How do I get past this conundrum?

I suppose one option might be to change the "func" rule to "<< WORD >>" and just treat everything as words, doing away with "ID". But I wanted to differentiate a text word from a variable identifier (for instance, no special characters are allowed in a variable identifier).

Thanks for any help!

回答1:

From The Definitive ANTLR 4 Reference :

ANTLR resolves lexical ambiguities by matching the input string to the rule specified first in the grammar.

With your grammar (in Question.g4) and a t.text file containing

Hello << name >>, how are you at nine o'clock?

the execution of

$ grun Question doc -tokens -diagnostics t.text

gives

[@0,0:4='Hello',<WORD>,1:0]
[@1,6:7='<<',<'<<'>,1:6]
[@2,9:12='name',<WORD>,1:9]
[@3,14:15='>>',<'>>'>,1:14]
[@4,16:16=',',<PUNCT>,1:16]
[@5,18:20='how',<WORD>,1:18]
[@6,22:24='are',<WORD>,1:22]
[@7,26:28='you',<WORD>,1:26]
[@8,30:31='at',<WORD>,1:30]
[@9,33:36='nine',<WORD>,1:33]
[@10,38:44='o'clock',<WORD>,1:38]
[@11,45:45='?',<PUNCT>,1:45]
[@12,47:46='<EOF>',<EOF>,2:0]
line 1:9 mismatched input 'name' expecting ID
line 1:14 extraneous input '>>' expecting {<EOF>, '<<', WORD, PUNCT}

Now change WORD to word in the item rule, and add a word rule :

item: (func | word) PUNCT? ;
word: WORD | ID ;

and put ID before WORD :

ID: LETTER ( LETTER | DIGIT)* ;
WORD : CHAR+ ;

The tokens are now

[@0,0:4='Hello',<ID>,1:0]
[@1,6:7='<<',<'<<'>,1:6]
[@2,9:12='name',<ID>,1:9]
[@3,14:15='>>',<'>>'>,1:14]
[@4,16:16=',',<PUNCT>,1:16]
[@5,18:20='how',<ID>,1:18]
[@6,22:24='are',<ID>,1:22]
[@7,26:28='you',<ID>,1:26]
[@8,30:31='at',<ID>,1:30]
[@9,33:36='nine',<ID>,1:33]
[@10,38:44='o'clock',<WORD>,1:38]
[@11,45:45='?',<PUNCT>,1:45]
[@12,47:46='<EOF>',<EOF>,2:0]

and there is no more error. As the -gui graphic shows, you have now branches identified as word or func.



回答2:

As "500 - Internal Server Error" already mentioned in his comment ANTLR will match lexer rules in the order they are defined in the grammar (the topmost rule will be matched first) and if a certain input has been matched ANTLR won't try to match it differently.

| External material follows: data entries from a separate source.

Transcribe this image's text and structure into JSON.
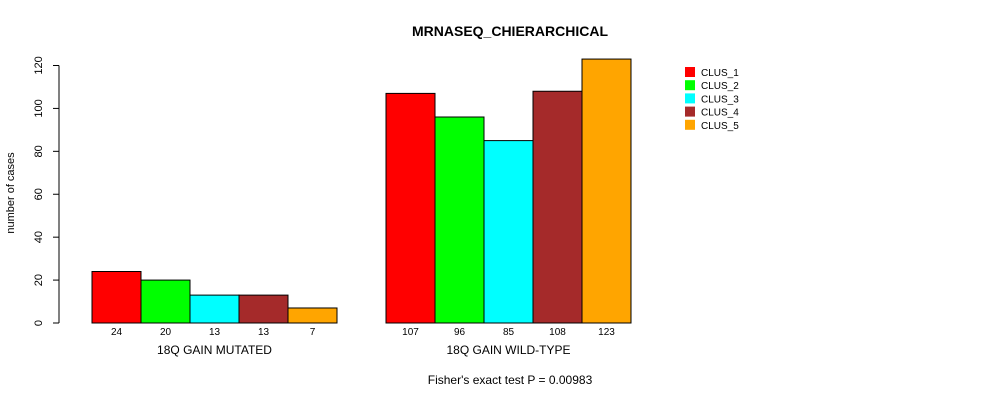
{
  "chart_data": {
    "type": "bar",
    "title": "MRNASEQ_CHIERARCHICAL",
    "ylabel": "number of cases",
    "xlabel": "",
    "ylim": [
      0,
      120
    ],
    "yticks": [
      0,
      20,
      40,
      60,
      80,
      100,
      120
    ],
    "groups": [
      "18Q GAIN MUTATED",
      "18Q GAIN WILD-TYPE"
    ],
    "series": [
      {
        "name": "CLUS_1",
        "color": "#ff0000",
        "values": [
          24,
          107
        ]
      },
      {
        "name": "CLUS_2",
        "color": "#00ff00",
        "values": [
          20,
          96
        ]
      },
      {
        "name": "CLUS_3",
        "color": "#00ffff",
        "values": [
          13,
          85
        ]
      },
      {
        "name": "CLUS_4",
        "color": "#a52a2a",
        "values": [
          13,
          108
        ]
      },
      {
        "name": "CLUS_5",
        "color": "#ffa500",
        "values": [
          7,
          123
        ]
      }
    ],
    "legend_position": "top-right",
    "footnote": "Fisher's exact test P = 0.00983"
  }
}
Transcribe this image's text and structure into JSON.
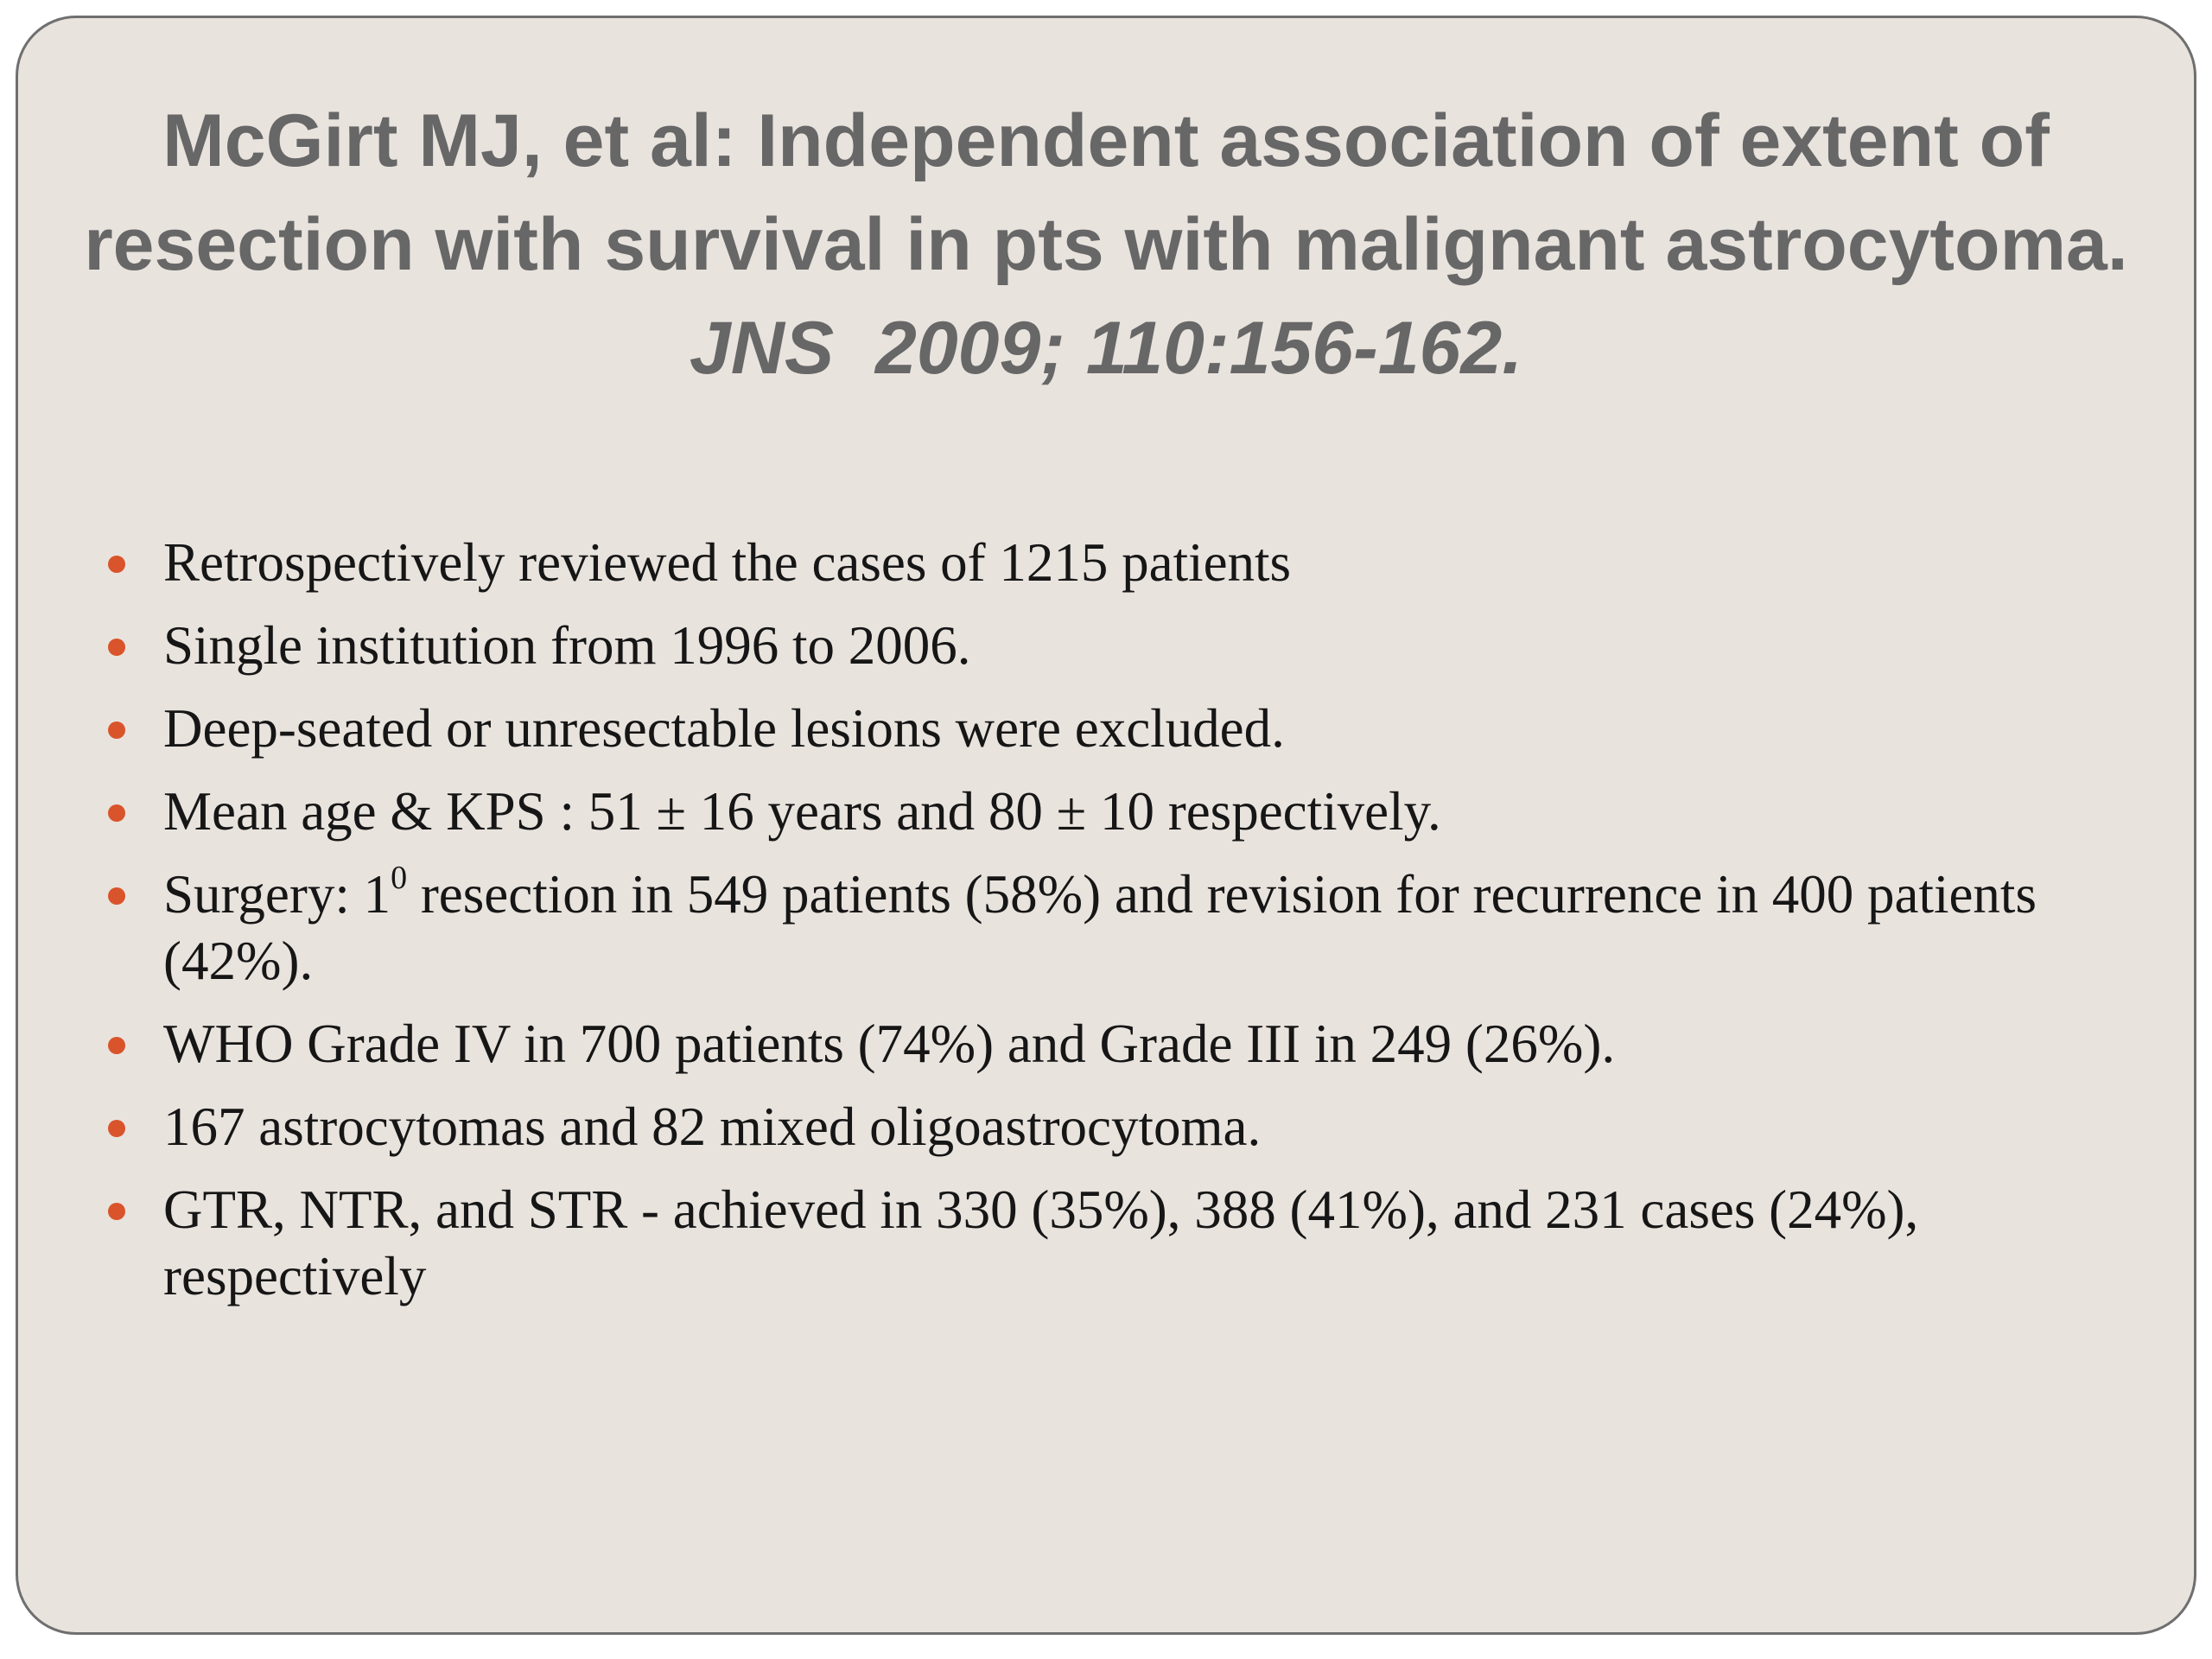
{
  "title": {
    "line1": "McGirt MJ, et al: Independent association of extent of",
    "line2": "resection with survival in pts with malignant astrocytoma.",
    "citation": "JNS  2009; 110:156-162."
  },
  "colors": {
    "slide_background": "#e9e3de",
    "title_text": "#676767",
    "bullet_text": "#161616",
    "bullet_marker": "#d9542b"
  },
  "bullets": [
    "Retrospectively reviewed the cases of 1215 patients",
    "Single institution from 1996 to 2006.",
    "Deep-seated or unresectable lesions were excluded.",
    "Mean age & KPS : 51 ± 16 years and 80 ± 10 respectively.",
    {
      "before_sup": "Surgery: 1",
      "sup": "0",
      "after_sup": " resection in 549 patients (58%) and revision for recurrence in 400 patients (42%)."
    },
    "WHO Grade IV in 700 patients (74%) and Grade III in 249 (26%).",
    "167 astrocytomas and 82 mixed oligoastrocytoma.",
    "GTR, NTR, and STR - achieved in 330 (35%), 388 (41%), and 231 cases (24%), respectively"
  ]
}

In your case the WORD and ID rule can both match input like abc but as WORD is declared first abc will always be matched as a WORD and never as an ID. In fact ID will never be matched as there is no valid input as an ID that can not be matched by WORD.

However if your only goal is to replace whatever is in between << and >> you'd be better off using regular expressions. However if you still want to use ANTLR for it you should reduce your grammar to only care about the essentials. That is to distinguish between any input and input in between << and >>. Therefore your grammar should look something like this:

start: (INTERESTING | UNINTERESTING) ;
INTERESTING: '<<' .*? '>>' ;
UNINTERESTING: (~[<])+ | '<' ;

Or you could skip the UNINTERESTING completely.